Multidisciplinario y preciso, el trabajo en proyectos espaciales

Para trabajar en la industria aeroespacial no solo se necesita ser ingeniero, ya que expertos de todas las disciplinas y nacionalidades implementan misiones que viajen y descubran nuevos elementos sobre la Tierra u otros planetas y sus lunas, coincidieron expertos del Instituto de Investigación Espacial de Austria.

Pueden ser físicos, administradores, diseñadores, matemáticos, mecánicos, laboratoristas, porque se requiere gran diversidad de personal para la elaboración de equipos que salgan de nuestro planeta y operen correctamente, explicaron Martín Agú y Jorge Tonfat Seclen.

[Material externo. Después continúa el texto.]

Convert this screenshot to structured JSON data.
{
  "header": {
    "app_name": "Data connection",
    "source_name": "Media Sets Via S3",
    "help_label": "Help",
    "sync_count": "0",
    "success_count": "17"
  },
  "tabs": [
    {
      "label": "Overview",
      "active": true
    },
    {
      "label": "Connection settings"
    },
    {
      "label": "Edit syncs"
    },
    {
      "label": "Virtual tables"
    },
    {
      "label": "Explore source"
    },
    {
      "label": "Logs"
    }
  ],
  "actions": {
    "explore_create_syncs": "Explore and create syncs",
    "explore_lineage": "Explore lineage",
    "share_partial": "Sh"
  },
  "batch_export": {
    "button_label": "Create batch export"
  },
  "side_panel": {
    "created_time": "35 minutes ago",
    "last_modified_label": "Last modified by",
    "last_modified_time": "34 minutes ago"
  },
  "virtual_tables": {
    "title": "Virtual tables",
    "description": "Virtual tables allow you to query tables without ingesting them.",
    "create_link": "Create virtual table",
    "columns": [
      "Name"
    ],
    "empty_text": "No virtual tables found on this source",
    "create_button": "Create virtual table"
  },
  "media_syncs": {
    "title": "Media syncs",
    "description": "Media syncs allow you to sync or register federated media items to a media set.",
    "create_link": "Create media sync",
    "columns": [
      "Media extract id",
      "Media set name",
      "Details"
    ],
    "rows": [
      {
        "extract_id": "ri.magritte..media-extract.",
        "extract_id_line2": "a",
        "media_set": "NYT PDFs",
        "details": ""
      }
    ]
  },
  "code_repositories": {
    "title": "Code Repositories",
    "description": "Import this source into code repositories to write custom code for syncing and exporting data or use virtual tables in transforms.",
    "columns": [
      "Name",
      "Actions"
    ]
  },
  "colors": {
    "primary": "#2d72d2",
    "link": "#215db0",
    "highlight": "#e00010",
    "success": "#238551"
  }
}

“Que funcione todo el sistema la primera vez que lo conectas es muy difícil. Lo más probable es que algún detalle se escapa, con tantas conexiones, y por eso es necesario hacer todo el proceso de crear modelos que se van refinando, refinando y refinando. Poco a poco se corrigen errores, o cosas que pensábamos que hay que cambiar, esa metodología para diseñar circuitos es lo que nos garantiza que esto funcionará en el espacio. Una vez en el espacio, tenemos solo una oportunidad de que funcione y no podemos repararla”, acotó Tonfat Seclen.

Al ofrecer la charla “¿Quiénes construyen las misiones espaciales?”, organizada por el Departamento de Ciencias Espaciales del Instituto de Geofísica y estudiantes de la Facultad de Ciencias de la UNAM, los investigadores de Perú y Argentina compartieron parte del trabajo que realizan para misiones, especialmente, de la Agencia Espacial Europea (ESA, por sus siglas en inglés).

En su caso, Jorge Tonfat Seclen, ingeniero peruano en Electrónica, dijo que como experto en los efectos de la radiación en circuitos electrónicos actualmente diseña equipos de cómputo para los proyectos PLATO, SMILE, y Comet Interceptor -todos de la ESA- que se espera sean enviados al espacio en 2027 o 2028.

La primera misión se trata de un telescopio espacial, cuyo objetivo es caracterizar exoplanetas; está compuesto por 24 cámaras normales, rápidas, que forman una red, “un solo ojo para observar el espacio”.

Específicamente diseña el Playload Electronics Panel, que es un circuito que controla las cámaras del telescopio y el Router and Data Compressor Unit (RDCU), que comprimirá los datos de manera rápida y eficiente.

En este plan participan especialistas de diversas naciones, cada uno desarrolla una parte del satélite, posteriormente se unen, ensamblan y lanzan, por lo que cada uno de los circuitos debe pasar por una serie de pruebas que garanticen su funcionamiento correcto.

A su vez, el argentino Martín Agú ha participado en los proyectos JUICE (ESA), Macao Science 1 (del Instituto de Investigación de China CNSA), CSES2 (CNSA), los cuales se espera que sean enviados al espacio a finales de 2022. Además, actualmente colabora en LAGRANGE y ASPOC_NG, ambos de la ESA.

“Desde que uno empieza un diseño hasta que llega al satélite hay muchas cosas por hacer, tarda muchísimo, algunos tardan hasta diez años, desde el primer diseño y hasta el final. Por ejemplo, lo primero son los circuitos electrónicos en una placa de laboratorio de 40 por 30 centímetros, por ejemplo la de JUICE que se va a Júpiter en un viaje de más o menos nueve años”, comentó el egresado de la Universidad Tecnológica de Argentina.

En este caso, Agú creó un magnetómetro escalar, es decir, un equipo que con un haz de luz láser genera fotones cuánticos que indican los niveles de energía en el campo magnético, proyecto que inició en 2012 y terminó a finales de 2021.

La misión explorará las lunas de hielo de Júpiter, donde revisarán el campo magnético escalar y compararán los resultados con los obtenidos en viajes anteriores.

Además, colaboró para crear el Macao Science (de China), que será la primera misión en el mundo en recorrer la Tierra a nivel Ecuatorial para entender mejor la anomalía de Sudamérica, región donde existe menor campo magnético y, por lo tanto, donde hay mayor radiación.